Designing Patient Brochure

You are in the best position to determine what form, style and topics are most appropriate for your practice information document. Design your booklet to reflect your practice.

  • Design options include a pamphlet, booklet, brochure or information sheet format.
  • Solicit staff suggestions in identifying problem areas requiring clarification in the booklet.
  • When relating your policies, approach your explanation from the patient's perspective, thereby expressing your concern for the patient.
  • Set a personal tone in the document by using the "you" form in the text rather than "our patients," e.g., "We want you to know how to..."
  • Consider the size and type of font. You will want to select a clearly legible type style.
  • Write the brochure in plain language; avoid clinical information.
  • Determine the number of documents to be printed. A six-month supply allows you the option of making revisions.
  • Distribute your practice information document to both new and established patients.

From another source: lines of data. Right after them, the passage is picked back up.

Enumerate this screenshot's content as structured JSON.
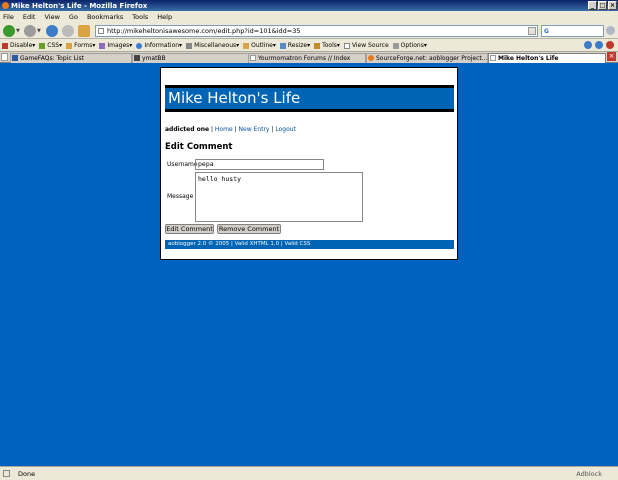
{
  "window": {
    "title": "Mike Helton's Life - Mozilla Firefox"
  },
  "menu": [
    "File",
    "Edit",
    "View",
    "Go",
    "Bookmarks",
    "Tools",
    "Help"
  ],
  "nav": {
    "url": "http://mikeheltonisawesome.com/edit.php?id=101&idd=35"
  },
  "devbar": {
    "items": [
      "Disable▾",
      "CSS▾",
      "Forms▾",
      "Images▾",
      "Information▾",
      "Miscellaneous▾",
      "Outline▾",
      "Resize▾",
      "Tools▾",
      "View Source",
      "Options▾"
    ]
  },
  "tabs": [
    {
      "label": "GameFAQs: Topic List",
      "active": false
    },
    {
      "label": "ymatBB",
      "active": false
    },
    {
      "label": "Yourmomatron Forums // Index",
      "active": false
    },
    {
      "label": "SourceForge.net: aoblogger Project...",
      "active": false
    },
    {
      "label": "Mike Helton's Life",
      "active": true
    }
  ],
  "page": {
    "site_title": "Mike Helton's Life",
    "nav": {
      "user": "addicted one",
      "sep": "|",
      "home": "Home",
      "new_entry": "New Entry",
      "logout": "Logout"
    },
    "heading": "Edit Comment",
    "username_label": "Username",
    "username_value": "pepa",
    "message_label": "Message",
    "message_value": "hello husty",
    "edit_button": "Edit Comment",
    "remove_button": "Remove Comment",
    "footer": "aoblogger 2.0 © 2005 | Valid XHTML 1.0 | Valid CSS"
  },
  "status": {
    "text": "Done",
    "adblock": "Adblock"
  },
  "colors": {
    "page_bg": "#0062c0",
    "header_bg": "#0064b5"
  }
}
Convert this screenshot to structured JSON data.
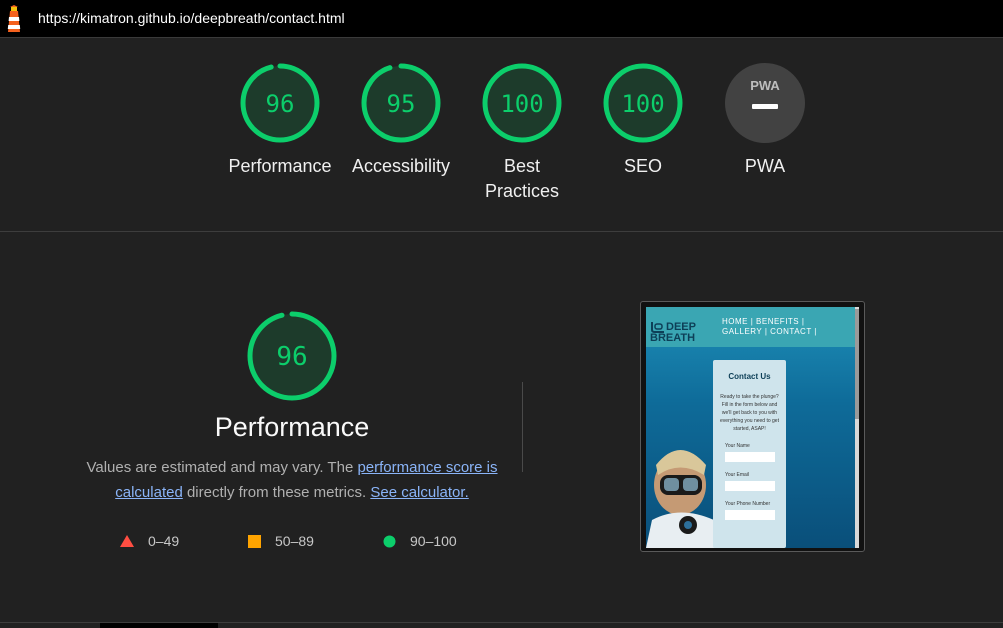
{
  "header": {
    "url": "https://kimatron.github.io/deepbreath/contact.html",
    "logo_icon": "lighthouse-icon"
  },
  "gauges": [
    {
      "score": "96",
      "label_lines": [
        "Performance"
      ],
      "ratio": 0.96,
      "color": "#0cce6b"
    },
    {
      "score": "95",
      "label_lines": [
        "Accessibility"
      ],
      "ratio": 0.95,
      "color": "#0cce6b"
    },
    {
      "score": "100",
      "label_lines": [
        "Best",
        "Practices"
      ],
      "ratio": 1.0,
      "color": "#0cce6b"
    },
    {
      "score": "100",
      "label_lines": [
        "SEO"
      ],
      "ratio": 1.0,
      "color": "#0cce6b"
    },
    {
      "score": "",
      "label_lines": [
        "PWA"
      ],
      "ratio": 0,
      "color": "#9e9e9e",
      "badge": "PWA",
      "badge_icon": "pwa-dash-icon"
    }
  ],
  "performance": {
    "score": "96",
    "ratio": 0.96,
    "title": "Performance",
    "desc_1": "Values are estimated and may vary. The ",
    "link_score": "performance score is calculated",
    "desc_2": " directly from these metrics. ",
    "link_calc": "See calculator."
  },
  "legend": [
    {
      "range": "0–49",
      "shape": "triangle",
      "color": "#ff4e42"
    },
    {
      "range": "50–89",
      "shape": "square",
      "color": "#ffa400"
    },
    {
      "range": "90–100",
      "shape": "circle",
      "color": "#0cce6b"
    }
  ],
  "screenshot": {
    "brand_line1": "DEEP",
    "brand_line2": "BREATH",
    "nav_line1": "HOME | BENEFITS |",
    "nav_line2": "GALLERY | CONTACT |",
    "card_title": "Contact Us",
    "card_text": "Ready to take the plunge? Fill in the form below and we'll get back to you with everything you need to get started, ASAP!",
    "field_name": "Your Name",
    "field_email": "Your Email",
    "field_phone": "Your Phone Number"
  },
  "colors": {
    "pass": "#0cce6b",
    "average": "#ffa400",
    "fail": "#ff4e42",
    "background": "#212121"
  }
}
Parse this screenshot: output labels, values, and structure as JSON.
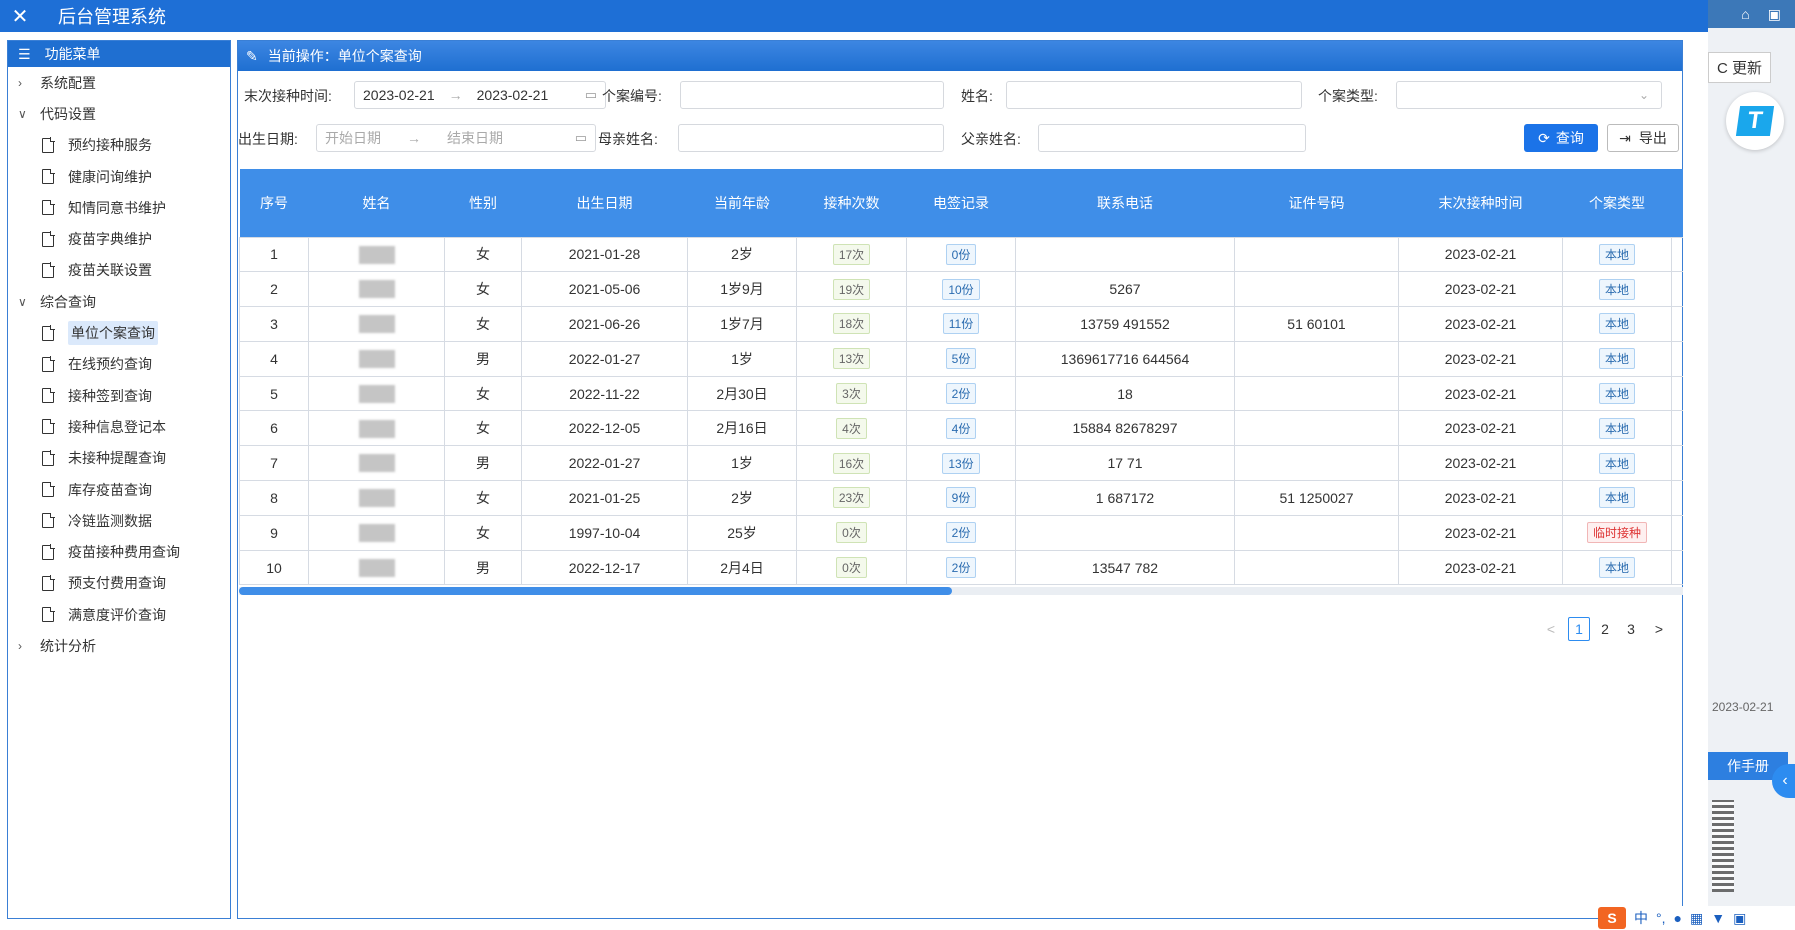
{
  "app": {
    "close_icon": "close-icon",
    "title": "后台管理系统"
  },
  "rightstrip": {
    "update_label": "C 更新",
    "date": "2023-02-21",
    "manual_label": "作手册",
    "handle": "<"
  },
  "sidebar": {
    "title": "功能菜单",
    "groups": [
      {
        "label": "系统配置",
        "expanded": false,
        "items": []
      },
      {
        "label": "代码设置",
        "expanded": true,
        "items": [
          "预约接种服务",
          "健康问询维护",
          "知情同意书维护",
          "疫苗字典维护",
          "疫苗关联设置"
        ]
      },
      {
        "label": "综合查询",
        "expanded": true,
        "items": [
          "单位个案查询",
          "在线预约查询",
          "接种签到查询",
          "接种信息登记本",
          "未接种提醒查询",
          "库存疫苗查询",
          "冷链监测数据",
          "疫苗接种费用查询",
          "预支付费用查询",
          "满意度评价查询"
        ]
      },
      {
        "label": "统计分析",
        "expanded": false,
        "items": []
      }
    ],
    "active_item": "单位个案查询"
  },
  "main": {
    "header": "当前操作：单位个案查询",
    "filters": {
      "last_vacc_label": "末次接种时间:",
      "last_vacc_start": "2023-02-21",
      "last_vacc_end": "2023-02-21",
      "case_no_label": "个案编号:",
      "name_label": "姓名:",
      "case_type_label": "个案类型:",
      "birth_label": "出生日期:",
      "birth_start_placeholder": "开始日期",
      "birth_end_placeholder": "结束日期",
      "mother_label": "母亲姓名:",
      "father_label": "父亲姓名:",
      "query_button": "查询",
      "export_button": "导出"
    },
    "table": {
      "columns": [
        "序号",
        "姓名",
        "性别",
        "出生日期",
        "当前年龄",
        "接种次数",
        "电签记录",
        "联系电话",
        "证件号码",
        "末次接种时间",
        "个案类型"
      ],
      "rows": [
        {
          "no": "1",
          "name": "",
          "sex": "女",
          "birth": "2021-01-28",
          "age": "2岁",
          "times": "17次",
          "sign": "0份",
          "phone": "",
          "id": "",
          "last": "2023-02-21",
          "type": "本地",
          "type_kind": "b"
        },
        {
          "no": "2",
          "name": "",
          "sex": "女",
          "birth": "2021-05-06",
          "age": "1岁9月",
          "times": "19次",
          "sign": "10份",
          "phone": "5267",
          "id": "",
          "last": "2023-02-21",
          "type": "本地",
          "type_kind": "b"
        },
        {
          "no": "3",
          "name": "",
          "sex": "女",
          "birth": "2021-06-26",
          "age": "1岁7月",
          "times": "18次",
          "sign": "11份",
          "phone": "13759 491552",
          "id": "51 60101",
          "last": "2023-02-21",
          "type": "本地",
          "type_kind": "b"
        },
        {
          "no": "4",
          "name": "",
          "sex": "男",
          "birth": "2022-01-27",
          "age": "1岁",
          "times": "13次",
          "sign": "5份",
          "phone": "1369617716 644564",
          "id": "",
          "last": "2023-02-21",
          "type": "本地",
          "type_kind": "b"
        },
        {
          "no": "5",
          "name": "",
          "sex": "女",
          "birth": "2022-11-22",
          "age": "2月30日",
          "times": "3次",
          "sign": "2份",
          "phone": "18",
          "id": "",
          "last": "2023-02-21",
          "type": "本地",
          "type_kind": "b"
        },
        {
          "no": "6",
          "name": "",
          "sex": "女",
          "birth": "2022-12-05",
          "age": "2月16日",
          "times": "4次",
          "sign": "4份",
          "phone": "15884 82678297",
          "id": "",
          "last": "2023-02-21",
          "type": "本地",
          "type_kind": "b"
        },
        {
          "no": "7",
          "name": "",
          "sex": "男",
          "birth": "2022-01-27",
          "age": "1岁",
          "times": "16次",
          "sign": "13份",
          "phone": "17 71",
          "id": "",
          "last": "2023-02-21",
          "type": "本地",
          "type_kind": "b"
        },
        {
          "no": "8",
          "name": "",
          "sex": "女",
          "birth": "2021-01-25",
          "age": "2岁",
          "times": "23次",
          "sign": "9份",
          "phone": "1 687172",
          "id": "51 1250027",
          "last": "2023-02-21",
          "type": "本地",
          "type_kind": "b"
        },
        {
          "no": "9",
          "name": "",
          "sex": "女",
          "birth": "1997-10-04",
          "age": "25岁",
          "times": "0次",
          "sign": "2份",
          "phone": "",
          "id": "",
          "last": "2023-02-21",
          "type": "临时接种",
          "type_kind": "r"
        },
        {
          "no": "10",
          "name": "",
          "sex": "男",
          "birth": "2022-12-17",
          "age": "2月4日",
          "times": "0次",
          "sign": "2份",
          "phone": "13547 782",
          "id": "",
          "last": "2023-02-21",
          "type": "本地",
          "type_kind": "b"
        }
      ]
    },
    "pagination": {
      "pages": [
        "1",
        "2",
        "3"
      ],
      "current": "1",
      "prev": "<",
      "next": ">"
    }
  },
  "ime": {
    "logo": "S",
    "mode": "中"
  }
}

An informational document such as a patient brochure serves as a vehicle to educate patients. Review information with new patients and changes with established patients to assure understanding.

Office Practice Website Information

More practices are choosing to inform patients of their key services, physician/providers, office staff, policies, patient education, forms, and contact information on an internet-based website. Providing and maintaining an informative user friendly website for potential and existing patients promotes good communication practices. Place the same information described in the patient brochure on your website.

  • Email (if applicable)
    • In the absence of encryption or portal capabilities, the use of practice email should be clearly communicated. Providing an email address may imply an open method to communicate with the provider (i.e., appointments, changes in medical condition, medication refills, HIV, mental health, etc.). Specifically describe your email policy in your brochure and on your website. Clearly state that non-encrypted, non-secure email will not be utilized for patient sensitive information.

It is important to have a website that is informative and professional. Potential patients can make inferences, either positive or negative, based upon how and what information is posted and conveyed. The office practice website information can serve as an adjunct to your office practice brochure.